King Josiah was only eight years old when he began to reign in Judah and he did that which was right in the sight of the Lord (2Kg.22:1-2). The book of the law was found in the house of God and read before the king. “And it came to pass, when the king had heard the words of the book of the law, that he rent his clothes” (v.11). Josiah was upset because the people had not kept the law written in the book. The king sent to enquired of the Lord. Because the king had humbled himself before the Lord, wept, and rent his clothes, the Lord promised to bless him. The blessing was that he would be “gathered into thy grave in peace” (v.20). That is probably the desire of us all. I know I would like an easy death. One that is quick and painless. It is not my desire to die horribly or to suffer. However, Josiah’s death was not necessarily an easy one. The good king died fighting in battle (23:29-30). He is not alone. There have been many good faithful folks who have died tragically (Heb.11:35-39). John the baptizer was beheaded (Mt.14:10). Stephen was stoned (Acts.7:59-60). James was killed with the sword (Acts.12:2). Jesus was crucified (Acts.2:22-23).
Therefore, being “gathered into thy grave in peace” is not a promise of having an easy death. It is not speaking of how one physically dies, but of what the faithful in the Lord of will enjoy after death. Peace is on the other side of death for God’s people. There is no true peace here in this world. The world, the majority, live under the influence of the wicked one (Jn.14:30; 1Jn.5:19).
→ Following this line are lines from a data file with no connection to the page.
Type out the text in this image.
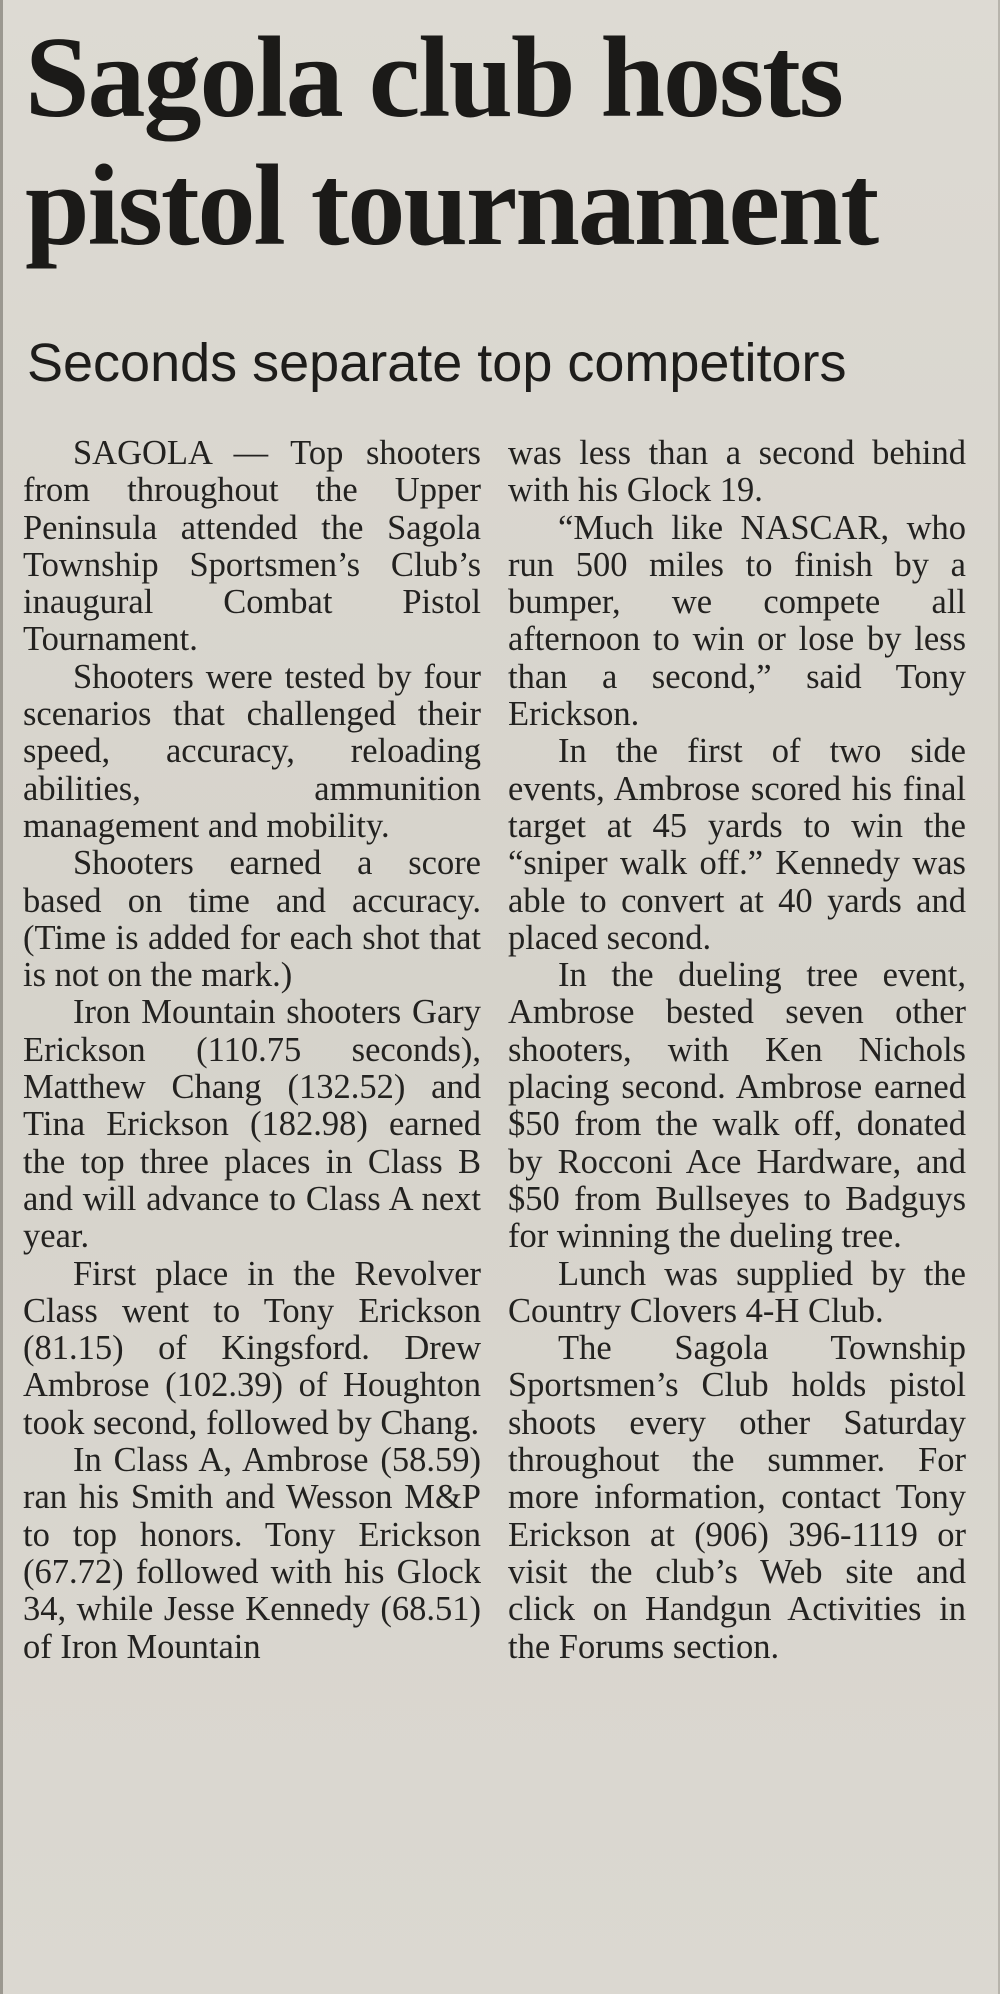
Sagola club hosts pistol tournament
Seconds separate top competitors

SAGOLA — Top shooters from throughout the Upper Peninsula attended the Sagola Township Sportsmen’s Club’s inaugural Combat Pistol Tournament.

Shooters were tested by four scenarios that challenged their speed, accuracy, reloading abilities, ammunition management and mobility.

Shooters earned a score based on time and accuracy. (Time is added for each shot that is not on the mark.)

Iron Mountain shooters Gary Erickson (110.75 seconds), Matthew Chang (132.52) and Tina Erickson (182.98) earned the top three places in Class B and will advance to Class A next year.

First place in the Revolver Class went to Tony Erickson (81.15) of Kingsford. Drew Ambrose (102.39) of Houghton took second, followed by Chang.

In Class A, Ambrose (58.59) ran his Smith and Wesson M&P to top honors. Tony Erickson (67.72) followed with his Glock 34, while Jesse Kennedy (68.51) of Iron Mountain

was less than a second behind with his Glock 19.

“Much like NASCAR, who run 500 miles to finish by a bumper, we compete all afternoon to win or lose by less than a second,” said Tony Erickson.

In the first of two side events, Ambrose scored his final target at 45 yards to win the “sniper walk off.” Kennedy was able to convert at 40 yards and placed second.

In the dueling tree event, Ambrose bested seven other shooters, with Ken Nichols placing second. Ambrose earned $50 from the walk off, donated by Rocconi Ace Hardware, and $50 from Bullseyes to Badguys for winning the dueling tree.

Lunch was supplied by the Country Clovers 4-H Club.

The Sagola Township Sportsmen’s Club holds pistol shoots every other Saturday throughout the summer. For more information, contact Tony Erickson at (906) 396-1119 or visit the club’s Web site and click on Handgun Activities in the Forums section.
There is no peace to the wicked or with the wicked (Is.57:20-21). The righteous are blessed in death by being taken away from the wicked and the evil here that they might enjoy true peace (Is.57:1-2). This is what king Josiah was promised. “…thou shalt be gathered into thy grave in peace; and thine eyes shall not see all the evil which I will bring upon this place” (2Kg.22:20). Nevertheless, king Josiah’s difficult death was indeed a blessing.
It is easy to think something may be wrong with the Christianity of a Christian who dies horribly in an accident, or suffers tremendously from disease, and so on. However, it is not the death that one dies which determines their faithfulness but the life they have lived (Rev.2:10; 22:14). In addition, God has great concern when his people die. “Precious in the sight of the Lord is the death of his saints” (Ps.116:15). It is the way God calls us home.